Page 242 - South Mississippi Living - September, 2018
P. 242

THEFINALSAY ROBIN
DAVID
Executive Director, Maritime and Seafood Industry Museum
photo by Neil Ladner
Thirty years ago Mayor Gerald Blessey hired me to work at the Seafood Industry Museum. About three months later, he told me I was going to be the executive director. I had children, ages 3 and 1, and I argued with him that I could not devote
the time it was going to take to make the museum flourish
and grow — that I had two babies to raise. Well, after about an hour of arguing, I left as the executive director.
Boy, did my life become a whirlwind! My daughters grew up sleeping on blankets in my office during board meetings and other committee meetings, or they would join the meetings and color. They fast became museum brats.
I guess my first accomplishment was getting the first Biloxi Schooner, Glenn L. Swetman, in the water in 1989. In 1992, we started our first summer of Sea-n-Sail Adventure Camp for seven weeks.
Times were really tough at the museum, as well as all along the Gulf Coast; this was before gaming. The Museum Board wanted to possibly scrap the second schooner due to lack of funds to finish her. I insisted they give me the opportunity to borrow the money. They laughed and said go ahead and try, but no one will lend money on an unfinished boat.

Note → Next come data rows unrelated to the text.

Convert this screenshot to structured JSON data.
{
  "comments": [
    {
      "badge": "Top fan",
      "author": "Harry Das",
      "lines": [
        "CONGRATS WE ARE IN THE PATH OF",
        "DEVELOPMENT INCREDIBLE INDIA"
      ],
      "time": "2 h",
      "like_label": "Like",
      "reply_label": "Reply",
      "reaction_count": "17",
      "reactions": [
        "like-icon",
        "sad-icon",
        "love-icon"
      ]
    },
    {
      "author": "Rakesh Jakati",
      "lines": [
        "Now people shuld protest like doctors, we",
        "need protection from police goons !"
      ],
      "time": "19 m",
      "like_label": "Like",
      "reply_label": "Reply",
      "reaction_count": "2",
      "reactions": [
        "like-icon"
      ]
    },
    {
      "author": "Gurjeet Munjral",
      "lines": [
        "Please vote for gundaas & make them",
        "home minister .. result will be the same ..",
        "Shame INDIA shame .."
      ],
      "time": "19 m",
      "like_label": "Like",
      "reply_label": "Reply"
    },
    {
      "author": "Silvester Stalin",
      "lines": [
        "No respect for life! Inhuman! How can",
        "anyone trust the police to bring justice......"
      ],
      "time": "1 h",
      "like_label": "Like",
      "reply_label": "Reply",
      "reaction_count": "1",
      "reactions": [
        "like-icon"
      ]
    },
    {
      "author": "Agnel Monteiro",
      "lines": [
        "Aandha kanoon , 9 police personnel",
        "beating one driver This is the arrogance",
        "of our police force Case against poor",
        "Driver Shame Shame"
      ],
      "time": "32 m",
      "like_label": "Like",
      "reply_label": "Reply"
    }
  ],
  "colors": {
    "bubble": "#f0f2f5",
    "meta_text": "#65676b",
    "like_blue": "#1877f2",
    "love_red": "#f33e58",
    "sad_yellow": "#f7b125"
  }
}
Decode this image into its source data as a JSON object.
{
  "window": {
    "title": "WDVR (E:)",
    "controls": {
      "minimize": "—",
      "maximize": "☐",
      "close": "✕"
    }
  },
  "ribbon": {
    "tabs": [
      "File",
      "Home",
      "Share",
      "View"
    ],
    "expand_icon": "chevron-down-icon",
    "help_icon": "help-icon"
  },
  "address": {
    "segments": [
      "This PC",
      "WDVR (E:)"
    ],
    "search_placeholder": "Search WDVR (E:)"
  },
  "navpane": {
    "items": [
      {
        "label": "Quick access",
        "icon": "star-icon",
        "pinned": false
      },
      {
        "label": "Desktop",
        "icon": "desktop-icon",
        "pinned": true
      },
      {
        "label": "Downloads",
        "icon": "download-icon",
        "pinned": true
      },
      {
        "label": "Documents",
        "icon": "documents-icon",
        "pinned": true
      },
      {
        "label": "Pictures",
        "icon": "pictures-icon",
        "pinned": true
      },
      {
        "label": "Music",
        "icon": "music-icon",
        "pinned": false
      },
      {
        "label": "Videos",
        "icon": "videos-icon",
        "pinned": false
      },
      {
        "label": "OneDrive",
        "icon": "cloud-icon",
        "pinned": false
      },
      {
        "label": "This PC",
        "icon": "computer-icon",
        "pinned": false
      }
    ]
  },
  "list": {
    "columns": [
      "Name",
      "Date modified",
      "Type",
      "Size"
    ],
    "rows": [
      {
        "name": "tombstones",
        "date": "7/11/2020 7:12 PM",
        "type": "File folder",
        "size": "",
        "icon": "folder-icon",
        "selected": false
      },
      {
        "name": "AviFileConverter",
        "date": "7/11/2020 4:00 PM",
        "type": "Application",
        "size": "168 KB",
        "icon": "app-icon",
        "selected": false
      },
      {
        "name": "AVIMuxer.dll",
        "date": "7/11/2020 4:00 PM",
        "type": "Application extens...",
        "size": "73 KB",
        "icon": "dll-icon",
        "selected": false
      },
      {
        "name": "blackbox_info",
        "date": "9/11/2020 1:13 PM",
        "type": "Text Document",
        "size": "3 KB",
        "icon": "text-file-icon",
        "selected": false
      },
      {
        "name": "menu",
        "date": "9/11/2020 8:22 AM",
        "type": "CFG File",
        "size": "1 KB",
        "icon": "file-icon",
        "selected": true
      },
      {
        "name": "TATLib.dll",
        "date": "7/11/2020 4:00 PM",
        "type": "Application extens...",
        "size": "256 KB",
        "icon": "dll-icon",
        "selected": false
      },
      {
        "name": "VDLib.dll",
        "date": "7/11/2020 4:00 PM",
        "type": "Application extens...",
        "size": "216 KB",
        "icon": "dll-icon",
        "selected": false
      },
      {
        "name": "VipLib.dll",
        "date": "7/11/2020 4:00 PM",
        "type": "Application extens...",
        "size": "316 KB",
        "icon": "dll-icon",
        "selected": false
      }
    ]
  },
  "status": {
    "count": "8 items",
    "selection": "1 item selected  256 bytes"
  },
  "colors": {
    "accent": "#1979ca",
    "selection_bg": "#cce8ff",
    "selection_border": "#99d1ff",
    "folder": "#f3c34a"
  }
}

I secured the funding and in 1994 the second Biloxi Schooner, Mike Sekul, was launched. One of many highlights was having both schooners lead the first gaming paddle wheeler, the Isle of Capri, to Point Cadet.
We started our first Gulf Coast Wooden Boat Show using barges that were in the area for casino development and moored them at the Biloxi Yacht Club. Today, the show carries the name of one of our past board presidents and an avid supporter of tourism and the museum, the Billy Creel Memorial Gulf Coast Wooden Boat Show.
An 8,000-square-foot museum expansion and refurbishing, along with a pier and pavilion for the schooners were the next improvements.
Then came Hurricane Katrina, destroying the Museum and damaging the almost-complete schooner pier, but the two schooners survived upriver.
The next five or six years were a living hell! I felt as though I was fighting every day to bring the museum back. I was offered a position in banking, but decided my fate was not to abandon the museum.
We obtained FEMA trailers, rebuilt and opened the Schooner Pier in 2006, opened a temporary museum at Edgewater Mall in 2010 and never missed a summer of Sea-n-Sail Adventure Camp for the children.
In February 2001, the momentous groundbreaking for the new museum took place. We were climbing back up the hill again, out of that dark pit. In August 2014, we celebrated three magnificent days of grand opening events. The assistance of many, many people in the community, board and advisory members, employees and volunteers have made this institution and brought back our beloved Maritime and Seafood Industry Museum. I would like to thank each and every one of them.